Thrive n’offre pas seulement un groupe de soutien pour les nouveaux parents. Ils offrent également de l’aide aux travailleurs de première ligne.

« Le traumatisme collectif que nous vivons tous à la suite de la pandémie est accru pour les travailleurs de la santé et les premiers intervenants qui sont en première ligne de la pandémie », a déclaré Geiger. «Nous voulions fournir une ressource virtuelle gratuite pour soutenir nos travailleurs de première ligne et leur offrir un espace pour débriefer parmi leurs pairs qui faisaient face à des traumatismes quotidiens similaires.»

C’est aussi pourquoi Anna Nicholaides, psychologue clinicienne et propriétaire de Philadephia Couples Therapy, propose un mois de thérapie individuelle ou de couple gratuite aux personnels de santé.

“Je ne serais jamais capable d’être médecin”, dit Nicholaides, “donc je suis profondément reconnaissant envers les personnes qui mettent leur vie en danger pour cette maladie inconnue et effrayante. C’était une façon pour moi de vraiment redonner.

«Beaucoup de médecins sont capables de faire ce qu’ils font parce qu’ils sont de maîtres compartimenteurs», poursuit-elle. «Mais c’est une sorte de jeu de Whack-a-mole.

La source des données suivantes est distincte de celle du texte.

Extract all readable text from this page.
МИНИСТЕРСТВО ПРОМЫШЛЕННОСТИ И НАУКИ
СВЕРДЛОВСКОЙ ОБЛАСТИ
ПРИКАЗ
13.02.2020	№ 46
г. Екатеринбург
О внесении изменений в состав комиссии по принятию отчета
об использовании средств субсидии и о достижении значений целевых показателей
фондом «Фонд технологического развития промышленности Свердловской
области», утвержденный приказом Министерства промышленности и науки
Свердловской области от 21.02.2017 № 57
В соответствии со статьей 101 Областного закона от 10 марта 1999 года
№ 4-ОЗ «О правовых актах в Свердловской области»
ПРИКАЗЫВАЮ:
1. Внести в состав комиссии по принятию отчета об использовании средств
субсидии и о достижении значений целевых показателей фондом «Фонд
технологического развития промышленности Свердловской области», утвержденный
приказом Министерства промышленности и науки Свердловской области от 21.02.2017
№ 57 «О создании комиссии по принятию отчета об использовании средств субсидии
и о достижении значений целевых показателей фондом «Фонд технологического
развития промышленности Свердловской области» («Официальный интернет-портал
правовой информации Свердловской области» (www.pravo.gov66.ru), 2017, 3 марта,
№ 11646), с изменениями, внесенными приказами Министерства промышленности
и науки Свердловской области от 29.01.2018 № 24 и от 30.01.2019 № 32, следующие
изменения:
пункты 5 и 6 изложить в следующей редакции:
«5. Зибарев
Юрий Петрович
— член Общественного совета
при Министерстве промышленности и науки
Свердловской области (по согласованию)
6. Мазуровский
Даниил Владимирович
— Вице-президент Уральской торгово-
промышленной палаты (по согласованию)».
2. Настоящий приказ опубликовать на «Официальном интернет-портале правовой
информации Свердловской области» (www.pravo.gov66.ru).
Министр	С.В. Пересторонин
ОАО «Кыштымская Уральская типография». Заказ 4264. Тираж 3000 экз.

Si vous passez suffisamment de temps à repousser vos sentiments les plus difficiles, ils se manifesteront de manière inconfortable et pénible. »

Un énorme fardeau a été imposé aux travailleurs essentiels, dont beaucoup viennent de communautés de couleur.

LeNaya Smith Crawford, thérapeute conjugale et familiale agréée et propriétaire du cabinet de groupe Kaleidoscope Family Therapy à Atlanta, en Géorgie, voulait redonner à sa communauté.

«J’ai vu à quel point les niveaux de stress et d’anxiété de mes clients avaient augmenté à la suite de COVID-19 et à quelle vitesse la vie telle que nous la connaissions a changé», dit-elle. “L’incertitude était dans de nombreux cas insupportable – j’ai moi-même ressenti ce sentiment accru d’anxiété.”

«En tant que cabinet de groupe appartenant à des Noirs, rendre la thérapie plus accessible a toujours fait partie de nos valeurs», poursuit-elle. « En plus des licenciements massifs et de nombreuses personnes qui se retrouvent maintenant au chômage ou ne peuvent pas travailler en raison de la présence d’enfants à la maison, j’ai été poussé à faire quelque chose de plus pour ma communauté. »

Elle a décidé d’offrir 3 mois de conseils gratuits aux travailleurs essentiels et aux communautés de couleur affectées par la pandémie vivant en Géorgie.

“Alors que la plupart du monde avait été mis en pause, les commis d’épicerie, les associés et de nombreux autres rôles jugés essentiels étaient des affaires comme d’habitude”, a déclaré Crawford.

«Ici, nous ressentons un sentiment collectif d’anxiété, et les travailleurs essentiels, qui se trouvaient être des Noirs et des Bruns, devaient être exposés à quelque chose dont le reste du monde était à l’abri. Cela contribue au nombre plus élevé de cas que nous avons vus dans les communautés noires et brunes et cela m’a encore motivé à en faire plus », dit-elle.

« L’accès à des services de conseil de qualité est souvent un obstacle pour ceux qui en ont le plus besoin », ajoute Crawford. C’est pourquoi elle a également élargi sa mission en solidarité avec Black Lives Matter pour offrir à 100 familles noires en Géorgie 4 à 6 séances de conseil gratuites pendant cette période critique de traumatisme racial intense.

La pandémie est loin d’être terminée, mais j’espère que des ressources de santé mentale gratuites comme celles-ci apporteront une aide à ceux qui en ont besoin.

“Il n’y a pas de bonne façon de traverser cette période”, dit Monkarsh. « Je pense que nous sommes tous en train de nous juger nous-mêmes et de nous demander comment nous pouvons surmonter cela. »

« Les groupes de soutien ou la thérapie individuelle sont là pour vous aider, car peu importe ce à quoi vous avez affaire, il est vraiment important d’avoir un espace pour explorer ces sentiments », dit-il.